Ransomware isn’t slowing down. In fact, it’s accelerating.

According to a new Financial Trend Analysis from the U.S. Department of the Treasury’s Financial Crimes Enforcement Network (FinCEN), ransomware payments reported under the Bank Secrecy Act (BSA) totaled more than $2.1 billion between 2022 and 2024, with 2023 marking a record-breaking year at $1.1 billion.

The report highlights the growing sophistication of ransomware actors, the industries most at risk, and the urgent need for financial institutions and security leaders to strengthen defenses and reporting practices. FinCEN’s analysis shows ransomware activity peaked in 2023, with 1,512 incidents totaling $1.1 billion in payments - a staggering 77% increase from 2022. While law enforcement disruptions of major ransomware groups led to a slight decline in 2024 (1,476 incidents, $734 million), the overall trend remains alarming.

Between January 2022 and December 2024, FinCEN received 7,395 BSA reports tied to 4,194 ransomware incidents, amounting to more than $2.1 billion in payments. To put that in perspective, the previous nine-year period (2013 through the end of 2021) saw $2.4 billion in ransomware payments – which means that nearly the same amount was paid in just three years.

The report identifies manufacturing, financial services, and healthcare as the most impacted sectors due to their operational dependencies and sensitive data.

Manufacturing accounted for 456 incidents totaling $284.6 million, financial services for 432 incidents totaling $365.6 million, and healthcare for 389 incidents totaling $305.4 million.

FinCEN found that 67% of ransomware actors used The Onion Router (TOR) – an anonymous online network - for communication, while others relied on email or encrypted messaging platforms, which underscores the anonymity and resilience of these networks. More than 200 variants were reported, with ALPHV/BlackCat, LockBit, Akira, Phobos, and Black Basta leading the pack. The top 10 variants alone accounted for $1.5 billion in payments, signaling the dominance of a few highly organized groups.

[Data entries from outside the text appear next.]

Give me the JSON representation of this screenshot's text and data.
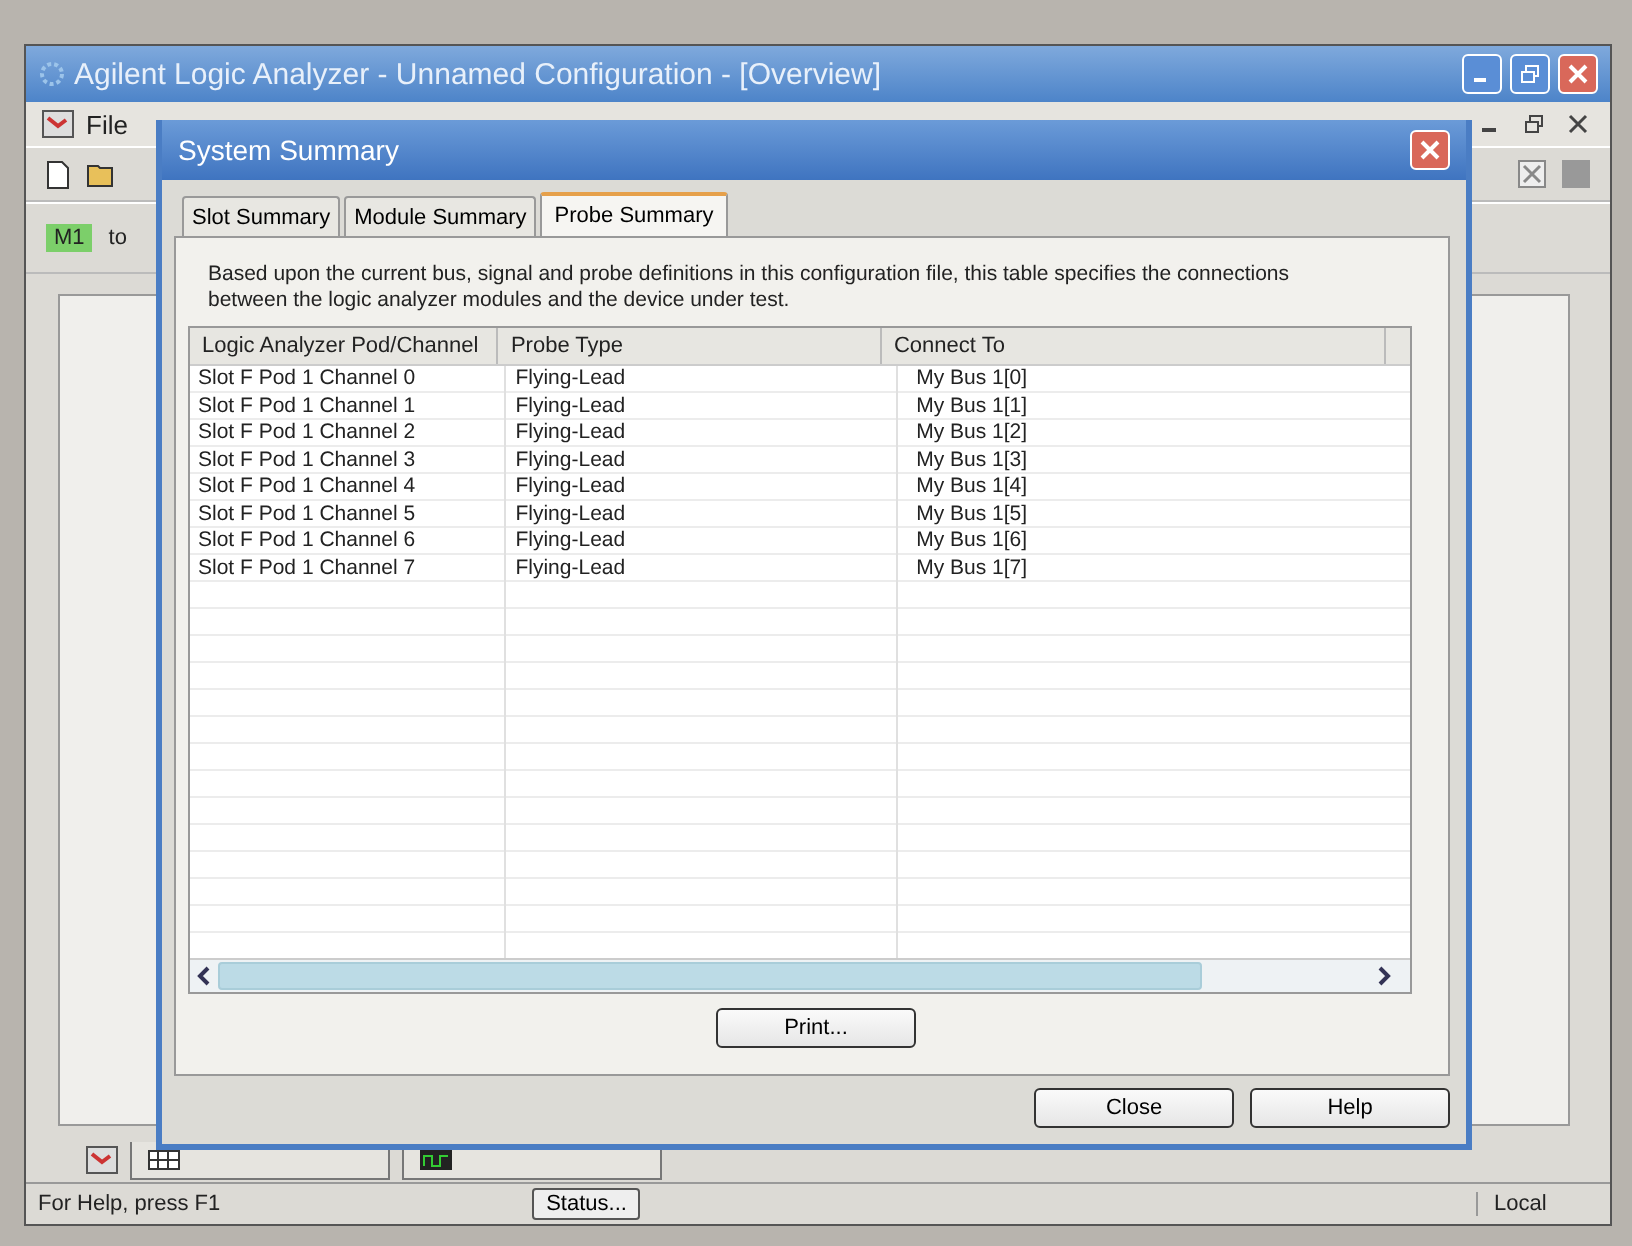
{
  "window": {
    "title": "Agilent Logic Analyzer - Unnamed Configuration - [Overview]"
  },
  "menu": [
    "File"
  ],
  "toolbar2": {
    "badge": "M1",
    "text": "to"
  },
  "dialog": {
    "title": "System Summary",
    "tabs": [
      {
        "label": "Slot Summary",
        "selected": false
      },
      {
        "label": "Module Summary",
        "selected": false
      },
      {
        "label": "Probe Summary",
        "selected": true
      }
    ],
    "description": "Based upon the current bus, signal and probe definitions in this configuration file, this table specifies the connections between the logic analyzer modules and the device under test.",
    "table": {
      "columns": [
        "Logic Analyzer Pod/Channel",
        "Probe Type",
        "Connect To"
      ],
      "rows": [
        [
          "Slot F Pod 1 Channel 0",
          "Flying-Lead",
          "My Bus 1[0]"
        ],
        [
          "Slot F Pod 1 Channel 1",
          "Flying-Lead",
          "My Bus 1[1]"
        ],
        [
          "Slot F Pod 1 Channel 2",
          "Flying-Lead",
          "My Bus 1[2]"
        ],
        [
          "Slot F Pod 1 Channel 3",
          "Flying-Lead",
          "My Bus 1[3]"
        ],
        [
          "Slot F Pod 1 Channel 4",
          "Flying-Lead",
          "My Bus 1[4]"
        ],
        [
          "Slot F Pod 1 Channel 5",
          "Flying-Lead",
          "My Bus 1[5]"
        ],
        [
          "Slot F Pod 1 Channel 6",
          "Flying-Lead",
          "My Bus 1[6]"
        ],
        [
          "Slot F Pod 1 Channel 7",
          "Flying-Lead",
          "My Bus 1[7]"
        ]
      ]
    },
    "print_button": "Print...",
    "buttons": [
      "Close",
      "Help"
    ]
  },
  "status_bar": {
    "help": "For Help, press F1",
    "status_button": "Status...",
    "mode": "Local"
  }
}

FinCEN Director Andrea Gacki stressed the importance of timely reporting when it comes to ransomware and other cyberattacks.

“Banks and other financial institutions play a key role in protecting our economy from ransomware and other cyber threats,” she said. “By quickly reporting suspicious activity under the Bank Secrecy Act, they provide law enforcement with critical information to help detect cybersecurity trends that can damage our economy. This work is vital to safeguarding our nation’s financial sector and strengthening our national security.”

Preventing ransomware requires a proactive, layered approach that combines technology, process, and people - whether it’s enforcing strong access controls with multi-factor authentication, patching and updating systems regularly to close vulnerabilities, or continuous monitoring and threat intelligence to help detect and report suspicious activity in compliance with regulatory requirements. In addition, regular employee training on phishing and cybersecurity awareness is essential, as human error remains the most common entry point for attackers.

Ransomware is not just a technical problem - it’s a business risk and a national security concern. By combining robust cybersecurity practices with timely reporting and industry collaboration, security professionals can help stem the tide of ransomware and protect critical infrastructure - rather than organizations having to pay the price.